Any other method that we are looking at is purely aimed at meeting the fiscal deficit and we should do away with that objective. Let that be a by-product. Let that not be the primary object of a divestment. Let us concentrate on deepening our capital markets.
Q: Bharat Aluminium Company (BALCO) has received green light finally from the Law Ministry. Do you perceive any further bottlenecks on how much could it rake up for the government and what route will they adopt for BALCO and even for Hindustan Zinc (HZL)?
A: On both these sales my advice would be a closed auction. There are people who would like to acquire these stocks, these companies are doing well and there would be enough interest in the marketplace. We keep hearing of names like Indian Oil Corporation (IOC), Bharat Heavy Electricals (BHEL), HZL - these names had been hitting the headlines in last several years. We just keep dragging on. There has to be some kind of rethinking in terms of how you plan, announce and execute a deal.
The markets will keep changing. You can never hope that you will always maximise your returns. Even in these two cases, for example the government can also think in terms of a pure retail offering and a discount or do a strategic closed auction sale, but not use any other route that would not optimise the returns, nor help with the objective of enlarging the capital market.

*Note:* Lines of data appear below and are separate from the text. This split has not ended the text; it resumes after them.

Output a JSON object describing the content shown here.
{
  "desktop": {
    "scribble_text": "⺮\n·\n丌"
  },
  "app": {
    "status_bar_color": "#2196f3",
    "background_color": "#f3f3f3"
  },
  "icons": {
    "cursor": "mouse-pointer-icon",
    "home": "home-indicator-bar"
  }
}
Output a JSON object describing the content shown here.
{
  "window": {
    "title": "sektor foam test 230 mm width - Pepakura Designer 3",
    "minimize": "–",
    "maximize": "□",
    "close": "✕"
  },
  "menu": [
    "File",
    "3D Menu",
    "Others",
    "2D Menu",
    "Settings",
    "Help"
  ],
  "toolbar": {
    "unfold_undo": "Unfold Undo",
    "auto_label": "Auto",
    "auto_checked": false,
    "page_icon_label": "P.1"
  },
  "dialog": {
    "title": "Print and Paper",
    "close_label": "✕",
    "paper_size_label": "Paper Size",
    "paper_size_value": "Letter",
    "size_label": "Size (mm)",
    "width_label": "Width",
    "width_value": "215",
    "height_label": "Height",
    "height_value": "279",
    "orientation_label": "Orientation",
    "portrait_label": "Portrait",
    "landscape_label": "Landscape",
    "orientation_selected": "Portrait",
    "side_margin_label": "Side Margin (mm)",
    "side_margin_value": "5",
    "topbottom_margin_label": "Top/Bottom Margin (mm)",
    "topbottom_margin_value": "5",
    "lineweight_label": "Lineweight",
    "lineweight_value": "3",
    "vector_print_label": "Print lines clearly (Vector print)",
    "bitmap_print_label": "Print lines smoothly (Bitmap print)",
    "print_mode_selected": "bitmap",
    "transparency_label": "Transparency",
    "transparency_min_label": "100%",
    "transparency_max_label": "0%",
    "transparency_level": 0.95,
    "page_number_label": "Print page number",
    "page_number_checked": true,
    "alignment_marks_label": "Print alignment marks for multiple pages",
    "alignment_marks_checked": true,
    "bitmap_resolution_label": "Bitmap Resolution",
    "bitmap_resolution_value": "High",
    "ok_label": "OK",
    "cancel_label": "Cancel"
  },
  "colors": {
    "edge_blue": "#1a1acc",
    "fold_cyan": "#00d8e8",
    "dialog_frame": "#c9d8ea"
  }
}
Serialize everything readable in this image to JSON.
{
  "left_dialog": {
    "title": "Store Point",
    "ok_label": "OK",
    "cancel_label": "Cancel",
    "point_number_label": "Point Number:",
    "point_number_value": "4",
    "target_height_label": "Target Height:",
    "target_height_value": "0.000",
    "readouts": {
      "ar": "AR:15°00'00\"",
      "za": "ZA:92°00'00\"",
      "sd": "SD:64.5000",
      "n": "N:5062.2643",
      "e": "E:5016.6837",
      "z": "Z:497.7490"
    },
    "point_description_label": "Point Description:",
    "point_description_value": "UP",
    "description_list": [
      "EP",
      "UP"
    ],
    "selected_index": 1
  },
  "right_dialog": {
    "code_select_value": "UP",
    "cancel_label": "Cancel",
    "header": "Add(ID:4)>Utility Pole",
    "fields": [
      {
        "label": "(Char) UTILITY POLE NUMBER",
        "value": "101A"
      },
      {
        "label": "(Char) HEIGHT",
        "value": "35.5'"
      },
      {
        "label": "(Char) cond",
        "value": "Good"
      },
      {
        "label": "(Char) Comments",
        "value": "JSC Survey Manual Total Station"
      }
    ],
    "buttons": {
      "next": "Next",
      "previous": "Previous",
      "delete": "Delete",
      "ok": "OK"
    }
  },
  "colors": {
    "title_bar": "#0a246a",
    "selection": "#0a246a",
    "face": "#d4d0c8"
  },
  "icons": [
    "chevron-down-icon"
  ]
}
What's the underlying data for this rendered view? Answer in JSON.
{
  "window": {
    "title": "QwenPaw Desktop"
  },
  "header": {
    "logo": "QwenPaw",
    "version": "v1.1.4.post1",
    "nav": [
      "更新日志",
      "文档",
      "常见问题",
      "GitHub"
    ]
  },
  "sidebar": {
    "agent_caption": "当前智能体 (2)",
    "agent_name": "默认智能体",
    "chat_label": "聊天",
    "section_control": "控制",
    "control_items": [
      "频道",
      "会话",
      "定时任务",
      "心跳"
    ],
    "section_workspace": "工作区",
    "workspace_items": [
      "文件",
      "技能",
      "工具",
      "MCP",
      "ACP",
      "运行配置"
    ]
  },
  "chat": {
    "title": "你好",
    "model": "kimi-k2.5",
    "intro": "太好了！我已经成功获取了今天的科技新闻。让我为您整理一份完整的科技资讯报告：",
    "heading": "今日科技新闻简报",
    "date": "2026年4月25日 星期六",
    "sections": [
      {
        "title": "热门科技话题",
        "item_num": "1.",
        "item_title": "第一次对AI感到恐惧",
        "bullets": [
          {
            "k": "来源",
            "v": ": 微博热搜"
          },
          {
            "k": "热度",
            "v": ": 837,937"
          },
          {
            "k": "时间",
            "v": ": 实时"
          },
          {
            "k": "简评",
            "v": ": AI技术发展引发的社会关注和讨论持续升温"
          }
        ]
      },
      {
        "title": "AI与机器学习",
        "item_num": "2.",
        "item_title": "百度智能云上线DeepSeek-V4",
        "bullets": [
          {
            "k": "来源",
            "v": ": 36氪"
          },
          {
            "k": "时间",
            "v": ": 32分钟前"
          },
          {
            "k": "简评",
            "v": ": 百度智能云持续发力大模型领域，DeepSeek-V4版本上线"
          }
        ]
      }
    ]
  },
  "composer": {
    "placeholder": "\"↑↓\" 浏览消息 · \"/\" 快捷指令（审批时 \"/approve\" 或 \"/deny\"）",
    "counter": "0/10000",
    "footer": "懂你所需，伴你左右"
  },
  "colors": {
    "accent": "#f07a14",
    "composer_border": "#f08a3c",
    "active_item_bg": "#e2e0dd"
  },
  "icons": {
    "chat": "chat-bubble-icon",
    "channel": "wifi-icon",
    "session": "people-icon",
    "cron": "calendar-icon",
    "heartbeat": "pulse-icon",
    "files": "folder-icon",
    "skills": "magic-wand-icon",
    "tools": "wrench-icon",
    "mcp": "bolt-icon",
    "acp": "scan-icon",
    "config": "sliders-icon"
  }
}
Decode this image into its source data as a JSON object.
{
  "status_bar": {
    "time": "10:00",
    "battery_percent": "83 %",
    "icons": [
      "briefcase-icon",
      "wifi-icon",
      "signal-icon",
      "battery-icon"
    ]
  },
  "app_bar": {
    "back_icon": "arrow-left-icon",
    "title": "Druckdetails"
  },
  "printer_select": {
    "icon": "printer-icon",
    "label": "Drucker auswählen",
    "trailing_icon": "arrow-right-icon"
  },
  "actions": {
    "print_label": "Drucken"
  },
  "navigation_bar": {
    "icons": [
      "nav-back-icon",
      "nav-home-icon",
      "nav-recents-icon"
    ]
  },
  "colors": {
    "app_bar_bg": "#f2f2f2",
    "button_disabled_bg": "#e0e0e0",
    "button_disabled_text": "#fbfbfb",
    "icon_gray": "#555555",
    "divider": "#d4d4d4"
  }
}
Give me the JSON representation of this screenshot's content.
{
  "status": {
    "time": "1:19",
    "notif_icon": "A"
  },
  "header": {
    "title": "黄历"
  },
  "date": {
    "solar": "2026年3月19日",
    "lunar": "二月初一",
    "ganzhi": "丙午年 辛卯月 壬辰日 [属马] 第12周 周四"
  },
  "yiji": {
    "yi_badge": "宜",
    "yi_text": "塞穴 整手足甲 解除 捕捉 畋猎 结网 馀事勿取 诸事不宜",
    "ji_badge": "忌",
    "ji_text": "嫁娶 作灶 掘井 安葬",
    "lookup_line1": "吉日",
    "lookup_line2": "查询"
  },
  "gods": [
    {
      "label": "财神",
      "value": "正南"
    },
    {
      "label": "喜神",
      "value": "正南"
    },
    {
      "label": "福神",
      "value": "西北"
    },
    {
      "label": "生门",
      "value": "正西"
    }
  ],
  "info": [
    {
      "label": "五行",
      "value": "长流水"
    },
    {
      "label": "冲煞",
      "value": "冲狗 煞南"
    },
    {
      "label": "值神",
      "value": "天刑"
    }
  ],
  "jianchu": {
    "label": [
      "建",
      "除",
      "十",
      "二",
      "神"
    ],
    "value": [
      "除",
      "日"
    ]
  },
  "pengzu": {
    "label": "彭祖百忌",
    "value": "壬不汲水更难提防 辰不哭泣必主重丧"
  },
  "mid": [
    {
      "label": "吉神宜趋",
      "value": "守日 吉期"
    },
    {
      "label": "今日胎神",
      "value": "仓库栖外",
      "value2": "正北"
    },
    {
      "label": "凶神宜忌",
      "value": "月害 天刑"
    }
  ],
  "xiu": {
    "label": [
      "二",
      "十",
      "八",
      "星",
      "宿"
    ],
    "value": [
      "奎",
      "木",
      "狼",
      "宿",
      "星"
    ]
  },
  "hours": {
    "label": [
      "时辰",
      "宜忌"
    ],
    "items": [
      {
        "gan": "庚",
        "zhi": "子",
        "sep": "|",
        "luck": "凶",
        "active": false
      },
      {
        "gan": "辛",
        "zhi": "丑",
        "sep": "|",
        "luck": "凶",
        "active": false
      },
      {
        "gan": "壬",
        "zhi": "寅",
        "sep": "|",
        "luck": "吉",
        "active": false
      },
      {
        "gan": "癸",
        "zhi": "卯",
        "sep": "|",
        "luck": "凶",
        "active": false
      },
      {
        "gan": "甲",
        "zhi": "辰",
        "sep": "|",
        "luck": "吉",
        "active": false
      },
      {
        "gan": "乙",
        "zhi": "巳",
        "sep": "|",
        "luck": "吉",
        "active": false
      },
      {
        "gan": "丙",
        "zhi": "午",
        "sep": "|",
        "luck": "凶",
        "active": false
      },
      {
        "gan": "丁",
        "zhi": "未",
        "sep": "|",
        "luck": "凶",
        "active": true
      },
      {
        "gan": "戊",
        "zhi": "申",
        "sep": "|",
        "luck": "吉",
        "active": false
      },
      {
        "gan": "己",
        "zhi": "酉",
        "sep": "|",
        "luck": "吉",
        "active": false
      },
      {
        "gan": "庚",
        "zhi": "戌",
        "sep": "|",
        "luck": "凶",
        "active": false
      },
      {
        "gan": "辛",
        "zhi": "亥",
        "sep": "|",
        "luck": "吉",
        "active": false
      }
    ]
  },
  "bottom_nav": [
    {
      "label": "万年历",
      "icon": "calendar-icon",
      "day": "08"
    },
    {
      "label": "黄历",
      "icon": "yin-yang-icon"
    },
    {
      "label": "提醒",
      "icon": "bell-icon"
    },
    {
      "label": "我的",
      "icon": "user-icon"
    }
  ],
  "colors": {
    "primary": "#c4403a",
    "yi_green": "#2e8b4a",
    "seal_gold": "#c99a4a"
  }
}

Q: The other route which the government is looking at quite closely is the special dividend route. Do you think that special dividend will only come from Coal India or could they push other PSUs as well, because the interim dividend is already factored into the budget?
A: It could come in from companies beyond Coal India. It is not necessary that only Coal India may be required. Let us watch and hope that management is re-looked in a fresh manner. ETF is an idea that can be pursued because it is aimed at small investors. The sooner we launch it, the better it is, although retail investors would prefer direct investing into a PSU stocks rather than going through a vehicle or an ETF.
Q: Do you think divestment target will be met or how much will be met according to you?
A: Every year we have this disinvestment target announced in February during the Budget speech. We see almost the entire year passed by without any significant activity. The entire pressure builds up in the last quarter. We have seen a repeat of the same thing even this year. Rs 40,000 crore is no big amount. It can be achieved singly through SUUTI sale, however, with the kind of environment that we are living in, the kind of ministerial opposition we see, these divestments given the price beating that most of these stocks have taken, the government may again keep deferring and there is no obligation in any case to meet the disinvestment target.
However, given the requirement for fiscal deficit there would be a lot of pressure in terms of trying to raise some money. So, I expect that strategic sale in BALCO and HZL, SUUTI sale of Axis and maybe one or two FPOs could happen during this financial year and we can get Rs 40,000 crore. It is not a large amount to be worried about. There is enough investor appetite for a good company at a good price. Rs 40,000 crore is very small money and we still have almost three months left for this year. So the target can be met. I think we only have to plan and execute in a manner that we are able to achieve this target.